The major goal of this program was to provide structured educational objectives to “prime” students, making them aware of potential areas of learning to complement the current curriculum and deepen their experience while abroad. It also provided students with a forum to connect with familiar people and glean insight from colleagues who faced similar issues in nearly real-time as well as reliable access to faculty at the home institution if needed as a support mechanism. The results of this pilot study suggest that we were able to accomplish these goals, but identified the need for improved interactivity while abroad. Based on student feedback, modifications for upcoming years include a revised list of Activated Learning activities and an improved discussion board format to allow for more back and forth conversation among both the students and the home-based faculty.

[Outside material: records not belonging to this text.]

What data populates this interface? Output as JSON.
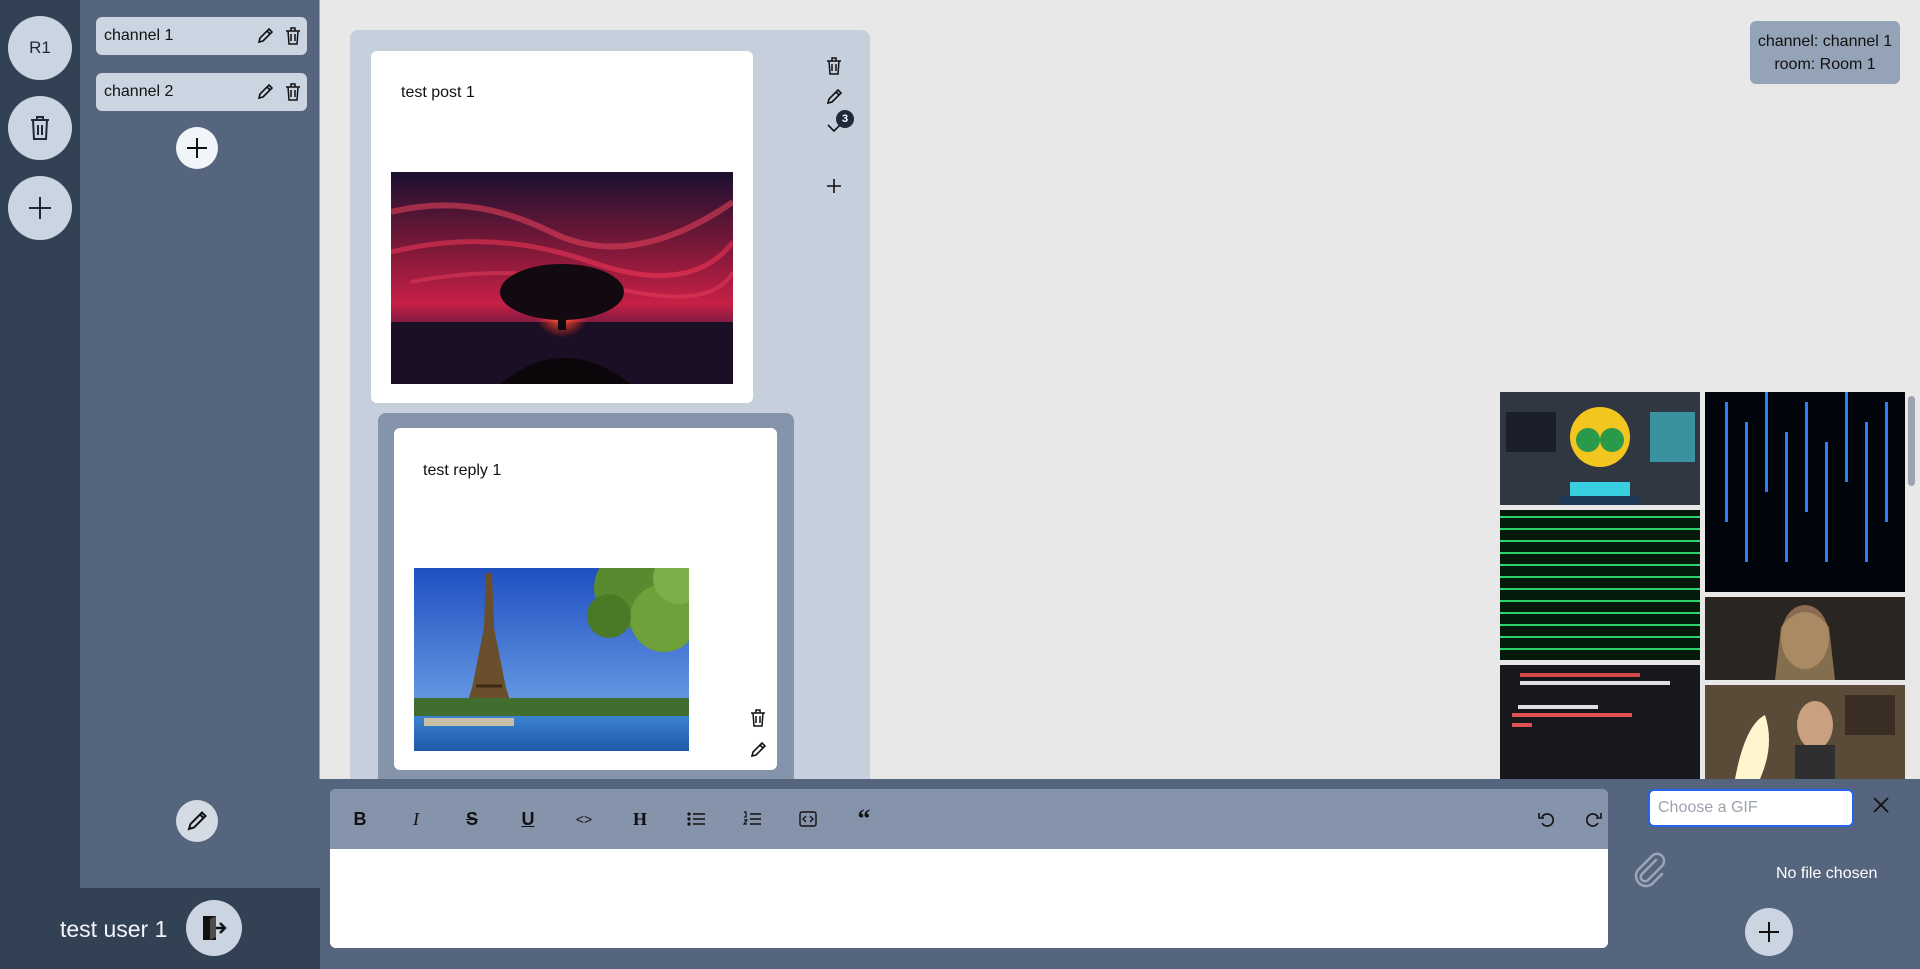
{
  "rooms": {
    "items": [
      {
        "label": "R1"
      }
    ]
  },
  "channels": {
    "items": [
      {
        "label": "channel 1"
      },
      {
        "label": "channel 2"
      }
    ]
  },
  "user": {
    "name": "test user 1"
  },
  "thread": {
    "post": {
      "text": "test post 1"
    },
    "reply": {
      "text": "test reply 1"
    },
    "reply_count": "3"
  },
  "info": {
    "channel": "channel: channel 1",
    "room": "room: Room 1"
  },
  "composer": {
    "gif_placeholder": "Choose a GIF",
    "no_file": "No file chosen",
    "tools": [
      "bold-icon",
      "italic-icon",
      "strikethrough-icon",
      "underline-icon",
      "code-icon",
      "heading-icon",
      "bullet-list-icon",
      "ordered-list-icon",
      "code-block-icon",
      "quote-icon"
    ]
  },
  "gifs": {
    "count": 6,
    "items": [
      "robot-hacker-gif",
      "matrix-blue-gif",
      "matrix-green-gif",
      "woman-gif",
      "code-screen-gif",
      "fire-man-gif"
    ]
  },
  "colors": {
    "rail": "#334155",
    "channel_panel": "#56657e",
    "thread_bg": "#c5d0dc",
    "reply_bg": "#8593ab",
    "accent_input": "#2563eb"
  }
}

This is a pilot study, and while study activities were conducted at multiple global health sites, all participants came from a single institution, so the results may be difficult to generalize. It will be important in the future to perform larger studies at multiple institutions. A future analysis should address higher-level outcome measures, including demonstrated knowledge acquisition and behavioral change in clinical decision-making . Potential strategies for accomplishing this would be an analysis of preceptor evaluations, formal knowledge testing, or structured interviews upon return. For this study, we kept the evaluation short to maximize the number of responses. In the future, we may wish to seek detailed information on all domains of interest, such as more in depth reasons for ratings, impact on stress level of the student (i.e. was it an added burden and how much extra time did it take) and also solicit feedback from site preceptors to learn their views on how Activated Learning may impact their experience with students. In future studies, it would also be important to question the students about the negative aspects of their experience abroad in order to paint a more complete picture of the overall experience.
The Activated Learning program strengthened our global health rotations by providing a standardized curriculum and promoting engagement with local medical culture, regional specific pathology and healthcare delivery systems. It also provided an opportunity for students to engage in a familiar community while separated from their home institutions. Students met the specified learning outcomes. Activated Learning is simple, easy to implement and can be incorporated into the curriculum with little to no cost. Each institution can tailor an Activated Learning program to fit with their master curricular plan. Increased interaction between students at different sites and US-based faculty may augment the impact of Activated Learning. The results of our study suggest that Activated Learning can be a beneficial tool for global health programs. Prospective comparative studies with a larger sample size are needed to more rigorously evaluate the benefit to students and impact on host institutions.